"Bir insanın anavatanı çocukluğudur" diyor değerli psikolog Doğan Cüceloğlu. Katılıyorum. Anne karnından başlayarak yaşadığımız o huzuru, dinginliği, sadeliği arıyoruz hayat boyu belki de, kim bilir?

Eskişehir'in aman vermez soğuğunda, soba üstünde kurutulan mandalina kabuklarının, pişirilen kestanelerin kokusunu zaman zaman hâlâ duyarım. Çocukluğumun daha basit yaşam alışkanlıklarını özlerim kimi zaman.

Kurduğumuz yaşam düzeni, düşünce dünyamız, moral anlayışımız, değerler sistemimiz, gündelik olaylar karşısında takındığımız tutum "okyanussal ilişki" denilen yitik zamanlarımızın konfor alanını yeniden yaratmakla ilgili belki de.

Oysa göz ardı ettiğimiz önemli bir nokta var. Özlemle anımsadığımız geçmiş aynı zamanda bitimsiz merakımızın, sorgulamaya, denemeye yönelik büyük iştahımızın da tarihidir aynı zamanda. Anayollardan çıkıp patikalara cesaretle yönelişimizin tarihi... Büyüdükçe unuttuğumuz, konfor alanımız içinde yalnızca izlenimlerle anımsadığımız bir tarih...

Öte yandan yaşam hazır şablonlarla yorumlanmaya ve yaşanmaya uygun değil maalesef. Bir düşünün lütfen, ilkel insan bile karnını doyurmak, eş bulmak ve diğer gereksinimlerini karşılamak için sıcak ve korunaklı mağarasından çıkmak zorunda kalmıştı. İnsanlığın tekamülünün anahtarı belki de bu zorunlulukta saklıdır.

Hemşehrimiz olan İzmirli büyük ozan Homeros'un İlyada Destanı'nda anlatılır ki, Aşil'in önünde iki seçenek vardır. Yarı Tanrı olan Aşil ya hayata seyirci kalarak ölümsüzlüğe erişecektir ya da risk alarak ölmeyi göze alacaktır. O ikinci seçeneği tercih eder ve hepinizin bildiği gibi topuğundan vurularak ölür. Binlerce yıldır anlatılan, okunan bu destanın en önemli kahramanlarından biri olan bu savaşçının bir anlamıyla yine de ölümsüzlüğe kavuştuğunu söyleyemez miyiz? Kendi konfor alanından çıkmasaydı Aşil, bugün hangimiz adını bilirdik?

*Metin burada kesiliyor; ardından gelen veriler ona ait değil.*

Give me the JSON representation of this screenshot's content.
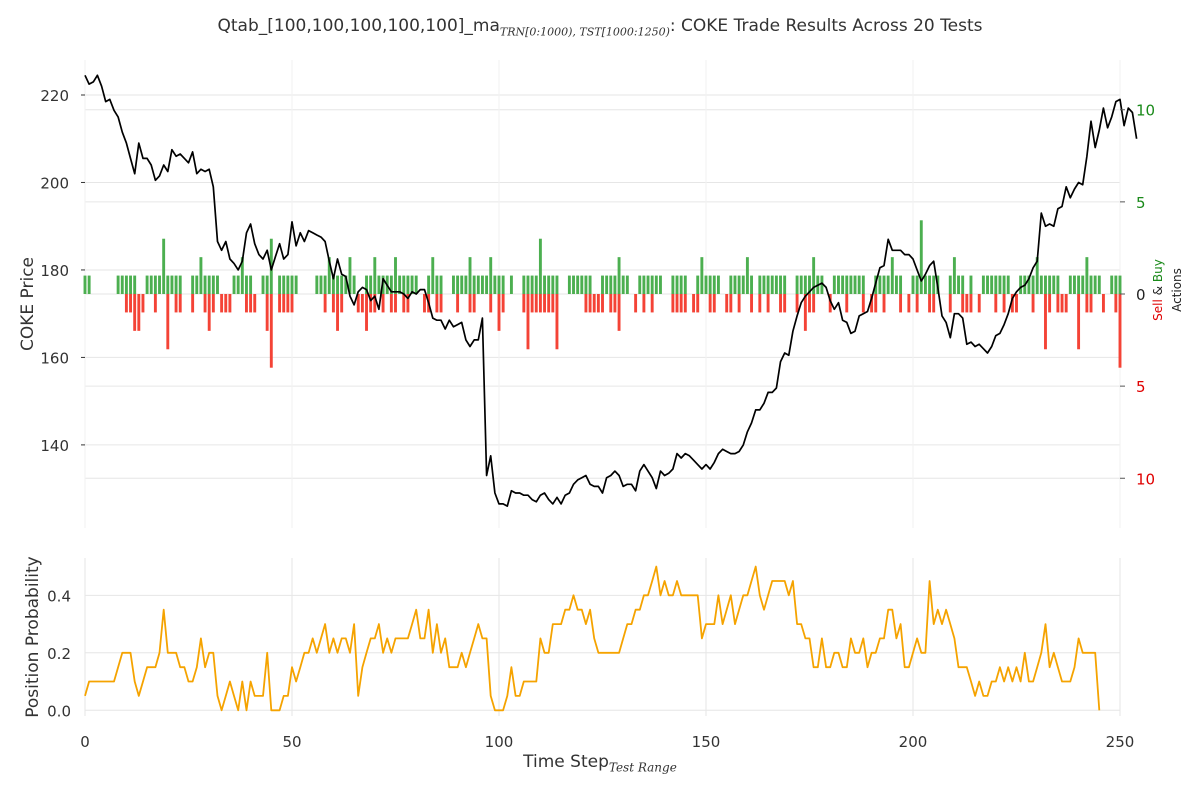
{
  "chart_data": [
    {
      "type": "line+bar",
      "title_main": "Qtab_[100,100,100,100,100]_ma",
      "title_subscript": "TRN[0:1000), TST[1000:1250)",
      "title_suffix": ": COKE Trade Results Across 20 Tests",
      "ylabel": "COKE Price",
      "ylabel_right_parts": [
        "Sell",
        "&",
        "Buy",
        "Actions"
      ],
      "colors": {
        "price": "#000000",
        "buy": "#4caf50",
        "sell": "#f44336",
        "buy_tick": "#1a8a1a",
        "sell_tick": "#e00000",
        "grid": "#e6e6e6"
      },
      "xlim": [
        0,
        250
      ],
      "ylim": [
        121,
        228
      ],
      "yticks": [
        140,
        160,
        180,
        200,
        220
      ],
      "actions_ylim": [
        -12.7,
        12.7
      ],
      "actions_yticks": [
        {
          "value": 10,
          "label": "10",
          "side": "buy"
        },
        {
          "value": 5,
          "label": "5",
          "side": "buy"
        },
        {
          "value": 0,
          "label": "0",
          "side": "zero"
        },
        {
          "value": -5,
          "label": "5",
          "side": "sell"
        },
        {
          "value": -10,
          "label": "10",
          "side": "sell"
        }
      ],
      "price_x_start": 0,
      "price": [
        224.5,
        222.5,
        223,
        224.5,
        222,
        218.5,
        219,
        216.5,
        215,
        211.5,
        209,
        205.5,
        202,
        209,
        205.5,
        205.5,
        204,
        200.5,
        201.5,
        204,
        202.5,
        207.5,
        206,
        206.5,
        205.5,
        204.5,
        207,
        202,
        203,
        202.5,
        203,
        199,
        186.5,
        184.5,
        186.5,
        182.5,
        181.5,
        180,
        182,
        188.5,
        190.5,
        186,
        183.5,
        182.5,
        184.5,
        180,
        183,
        186,
        182.5,
        183.5,
        191,
        185.5,
        188.5,
        186.5,
        189,
        188.5,
        188,
        187.5,
        186.5,
        182,
        178,
        182.5,
        179,
        178.5,
        174,
        172,
        175,
        176,
        175.5,
        173,
        174,
        171,
        178,
        176.5,
        175,
        175,
        175,
        174.5,
        173.5,
        175,
        174.5,
        175.5,
        175.5,
        172.5,
        169,
        168.5,
        168.5,
        166.5,
        168.5,
        167,
        167.5,
        168,
        164,
        162.5,
        164,
        164,
        169,
        133,
        137.5,
        129,
        126.5,
        126.5,
        126,
        129.5,
        129,
        129,
        128.5,
        128.5,
        127.5,
        127,
        128.5,
        129,
        127.5,
        126.5,
        128,
        126.5,
        128.5,
        129,
        131,
        132,
        132.5,
        133,
        131,
        130.5,
        130.5,
        129,
        132.5,
        133,
        134,
        133,
        130.5,
        131,
        131,
        129.5,
        134,
        135.5,
        134,
        132.5,
        130,
        134,
        133,
        133.5,
        134.5,
        138,
        137,
        138,
        137.5,
        136.5,
        135.5,
        134.5,
        135.5,
        134.5,
        136,
        138,
        139,
        138.5,
        138,
        138,
        138.5,
        140,
        143,
        145,
        148,
        148,
        149.5,
        152,
        152,
        153,
        159,
        161,
        160.5,
        166,
        169.5,
        172.5,
        174,
        175,
        176,
        176.5,
        177,
        176,
        173,
        171,
        172.5,
        168.5,
        168,
        165.5,
        166,
        169.5,
        170,
        170.5,
        173.5,
        177,
        180.5,
        181,
        187,
        184.5,
        184.5,
        184.5,
        183.5,
        183.5,
        182.5,
        180,
        177.5,
        179,
        181,
        182,
        176,
        169.5,
        168,
        164.5,
        170,
        170,
        169,
        163,
        163.5,
        162.5,
        163,
        162,
        161,
        162.5,
        165,
        165.5,
        167.5,
        170,
        173.5,
        175,
        176,
        176.5,
        178,
        180.5,
        182,
        193,
        190,
        190.5,
        190,
        194,
        194.5,
        199,
        196.5,
        198.5,
        200,
        199.5,
        206,
        214,
        208,
        212,
        217,
        212.5,
        215,
        218.5,
        219,
        213,
        217,
        216,
        210
      ],
      "actions_x_start": 0,
      "buy": [
        1,
        1,
        0,
        0,
        0,
        0,
        0,
        0,
        1,
        1,
        1,
        1,
        1,
        0,
        0,
        1,
        1,
        1,
        1,
        3,
        1,
        1,
        1,
        1,
        0,
        0,
        1,
        1,
        2,
        1,
        1,
        1,
        1,
        0,
        0,
        0,
        1,
        1,
        2,
        1,
        1,
        0,
        0,
        1,
        1,
        3,
        0,
        1,
        1,
        1,
        1,
        1,
        0,
        0,
        0,
        0,
        1,
        1,
        1,
        2,
        1,
        1,
        1,
        1,
        2,
        1,
        0,
        0,
        1,
        1,
        2,
        1,
        1,
        1,
        1,
        2,
        1,
        1,
        1,
        1,
        1,
        0,
        0,
        1,
        2,
        1,
        1,
        0,
        0,
        1,
        1,
        1,
        1,
        2,
        1,
        1,
        1,
        1,
        2,
        1,
        1,
        1,
        0,
        1,
        0,
        0,
        1,
        1,
        1,
        1,
        3,
        1,
        1,
        1,
        1,
        0,
        0,
        1,
        1,
        1,
        1,
        1,
        1,
        0,
        0,
        1,
        1,
        1,
        1,
        2,
        1,
        1,
        0,
        0,
        1,
        1,
        1,
        1,
        1,
        1,
        0,
        0,
        1,
        1,
        1,
        1,
        0,
        0,
        1,
        2,
        1,
        1,
        1,
        1,
        0,
        0,
        1,
        1,
        1,
        1,
        2,
        1,
        0,
        1,
        1,
        1,
        1,
        1,
        1,
        1,
        0,
        0,
        1,
        1,
        1,
        1,
        2,
        1,
        1,
        0,
        0,
        1,
        1,
        1,
        1,
        1,
        1,
        1,
        1,
        0,
        0,
        1,
        1,
        1,
        1,
        2,
        1,
        1,
        0,
        0,
        1,
        1,
        4,
        1,
        1,
        1,
        1,
        0,
        0,
        1,
        2,
        1,
        1,
        0,
        1,
        0,
        0,
        1,
        1,
        1,
        1,
        1,
        1,
        1,
        0,
        0,
        1,
        1,
        1,
        1,
        2,
        1,
        1,
        1,
        1,
        1,
        0,
        0,
        1,
        1,
        1,
        1,
        2,
        1,
        1,
        1,
        0,
        0,
        1,
        1,
        1
      ],
      "sell": [
        0,
        0,
        0,
        0,
        0,
        0,
        0,
        0,
        0,
        0,
        1,
        1,
        2,
        2,
        1,
        0,
        0,
        1,
        0,
        0,
        3,
        0,
        1,
        1,
        0,
        0,
        1,
        0,
        0,
        1,
        2,
        1,
        0,
        1,
        1,
        1,
        0,
        0,
        0,
        1,
        1,
        1,
        0,
        0,
        2,
        4,
        0,
        1,
        1,
        1,
        1,
        0,
        0,
        0,
        0,
        0,
        0,
        0,
        1,
        0,
        1,
        2,
        1,
        0,
        0,
        0,
        1,
        1,
        2,
        1,
        1,
        0,
        1,
        0,
        1,
        1,
        0,
        1,
        1,
        0,
        0,
        0,
        1,
        1,
        0,
        1,
        1,
        0,
        0,
        0,
        1,
        0,
        0,
        1,
        1,
        0,
        0,
        0,
        1,
        0,
        2,
        1,
        0,
        0,
        0,
        0,
        1,
        3,
        1,
        1,
        1,
        1,
        1,
        1,
        3,
        0,
        0,
        0,
        0,
        0,
        0,
        1,
        1,
        1,
        1,
        1,
        0,
        1,
        1,
        2,
        0,
        0,
        0,
        1,
        0,
        1,
        0,
        1,
        0,
        0,
        0,
        0,
        1,
        1,
        1,
        1,
        0,
        1,
        1,
        0,
        0,
        1,
        1,
        0,
        0,
        1,
        1,
        0,
        1,
        0,
        0,
        1,
        0,
        1,
        0,
        1,
        0,
        0,
        1,
        1,
        0,
        0,
        1,
        0,
        2,
        1,
        1,
        0,
        0,
        0,
        1,
        0,
        0,
        0,
        1,
        0,
        0,
        0,
        1,
        0,
        1,
        1,
        0,
        1,
        0,
        0,
        0,
        1,
        0,
        1,
        0,
        1,
        0,
        0,
        1,
        1,
        0,
        0,
        0,
        1,
        0,
        0,
        1,
        1,
        1,
        0,
        1,
        0,
        0,
        0,
        1,
        0,
        1,
        0,
        1,
        1,
        0,
        0,
        0,
        1,
        0,
        0,
        3,
        1,
        0,
        1,
        1,
        1,
        0,
        0,
        3,
        0,
        1,
        1,
        0,
        0,
        1,
        0,
        0,
        1,
        4
      ]
    },
    {
      "type": "line",
      "ylabel": "Position Probability",
      "xlabel_main": "Time Step",
      "xlabel_subscript": "Test Range",
      "colors": {
        "line": "#f5a300",
        "grid": "#e6e6e6"
      },
      "xlim": [
        0,
        250
      ],
      "xticks": [
        0,
        50,
        100,
        150,
        200,
        250
      ],
      "ylim": [
        -0.02,
        0.53
      ],
      "yticks": [
        {
          "value": 0.0,
          "label": "0.0"
        },
        {
          "value": 0.2,
          "label": "0.2"
        },
        {
          "value": 0.4,
          "label": "0.4"
        }
      ],
      "x_start": 0,
      "values": [
        0.05,
        0.1,
        0.1,
        0.1,
        0.1,
        0.1,
        0.1,
        0.1,
        0.15,
        0.2,
        0.2,
        0.2,
        0.1,
        0.05,
        0.1,
        0.15,
        0.15,
        0.15,
        0.2,
        0.35,
        0.2,
        0.2,
        0.2,
        0.15,
        0.15,
        0.1,
        0.1,
        0.15,
        0.25,
        0.15,
        0.2,
        0.2,
        0.05,
        0.0,
        0.05,
        0.1,
        0.05,
        0.0,
        0.1,
        0.0,
        0.1,
        0.05,
        0.05,
        0.05,
        0.2,
        0.0,
        0.0,
        0.0,
        0.05,
        0.05,
        0.15,
        0.1,
        0.15,
        0.2,
        0.2,
        0.25,
        0.2,
        0.25,
        0.3,
        0.2,
        0.25,
        0.2,
        0.25,
        0.25,
        0.2,
        0.3,
        0.05,
        0.15,
        0.2,
        0.25,
        0.25,
        0.3,
        0.2,
        0.25,
        0.2,
        0.25,
        0.25,
        0.25,
        0.25,
        0.3,
        0.35,
        0.25,
        0.25,
        0.35,
        0.2,
        0.3,
        0.2,
        0.25,
        0.15,
        0.15,
        0.15,
        0.2,
        0.15,
        0.2,
        0.25,
        0.3,
        0.25,
        0.25,
        0.05,
        0.0,
        0.0,
        0.0,
        0.05,
        0.15,
        0.05,
        0.05,
        0.1,
        0.1,
        0.1,
        0.1,
        0.25,
        0.2,
        0.2,
        0.3,
        0.3,
        0.3,
        0.35,
        0.35,
        0.4,
        0.35,
        0.35,
        0.3,
        0.35,
        0.25,
        0.2,
        0.2,
        0.2,
        0.2,
        0.2,
        0.2,
        0.25,
        0.3,
        0.3,
        0.35,
        0.35,
        0.4,
        0.4,
        0.45,
        0.5,
        0.4,
        0.45,
        0.4,
        0.4,
        0.45,
        0.4,
        0.4,
        0.4,
        0.4,
        0.4,
        0.25,
        0.3,
        0.3,
        0.3,
        0.4,
        0.3,
        0.35,
        0.4,
        0.3,
        0.35,
        0.4,
        0.4,
        0.45,
        0.5,
        0.4,
        0.35,
        0.4,
        0.45,
        0.45,
        0.45,
        0.45,
        0.4,
        0.45,
        0.3,
        0.3,
        0.25,
        0.25,
        0.15,
        0.15,
        0.25,
        0.15,
        0.15,
        0.2,
        0.2,
        0.15,
        0.15,
        0.25,
        0.2,
        0.2,
        0.25,
        0.15,
        0.2,
        0.2,
        0.25,
        0.25,
        0.35,
        0.35,
        0.25,
        0.3,
        0.15,
        0.15,
        0.2,
        0.25,
        0.2,
        0.2,
        0.45,
        0.3,
        0.35,
        0.3,
        0.35,
        0.3,
        0.25,
        0.15,
        0.15,
        0.15,
        0.1,
        0.05,
        0.1,
        0.05,
        0.05,
        0.1,
        0.1,
        0.15,
        0.1,
        0.15,
        0.1,
        0.15,
        0.1,
        0.2,
        0.1,
        0.1,
        0.15,
        0.2,
        0.3,
        0.15,
        0.2,
        0.15,
        0.1,
        0.1,
        0.1,
        0.15,
        0.25,
        0.2,
        0.2,
        0.2,
        0.2,
        0.0
      ]
    }
  ]
}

Her şey "konfor alanı"ndan çıkmakla ilgili.

Alışageldiğimiz bakış açıları, yaşam seçimleri bizleri bir aşamaya kadar taşıyor, sonrasında ayağımıza vurulan pranga misali, sürüklemek zorunda olduğumuz yüklere dönüşüyor.

Çocukluğumuzun yitirilmiş basit, sade, huzurlu zamanlarını özleriz kimi zaman şüphesiz. Ama unutulmamalıdır ki çocukluğumuz, konfor alanlarımızdan çıkmayı cesaretle göze aldığımız zamanlardır aynı zamanda.

Gelin bugün anayoldan çıkıp patikalara girmeyi göze alalım.

Her zaman eve, işe gittiğiniz yolu değiştirin bugün, başka bir yoldan yürüyün. Hiç bilmediğiniz bir şairin şiirlerini okuyun. "Bana hitap etmez" dediğiniz bir filmi seyredin. Her gün aldığınız gazetenin yanında farklı bir gazete daha alın. Tiyatroya gidin, ne zamandır gitmemiştiniz, değil mi? Müzeye, sergiye gidin. Zorlu bir öykü ya da roman okuyun. Denize bakın örneğin. Sürekli değişen, devinen, kımıldanan bu büyük mavinin sizi şaşırtmasına hayranlıkla bakakalın bir süre.

Hepimizin büyümesi gereken bir gün gelir mutlaka, şüphesiz. Çocukluğumuzun yaşam sevincini koruyarak konfor alanlarımızdan çıkmayı başaramaz mıyız?

Yarını değiştirmeye bugünden başlayamaz mıyız?

Bir gün mutlaka, demeyin ne olur. O gün neden bugün olmasın değerli dostlar?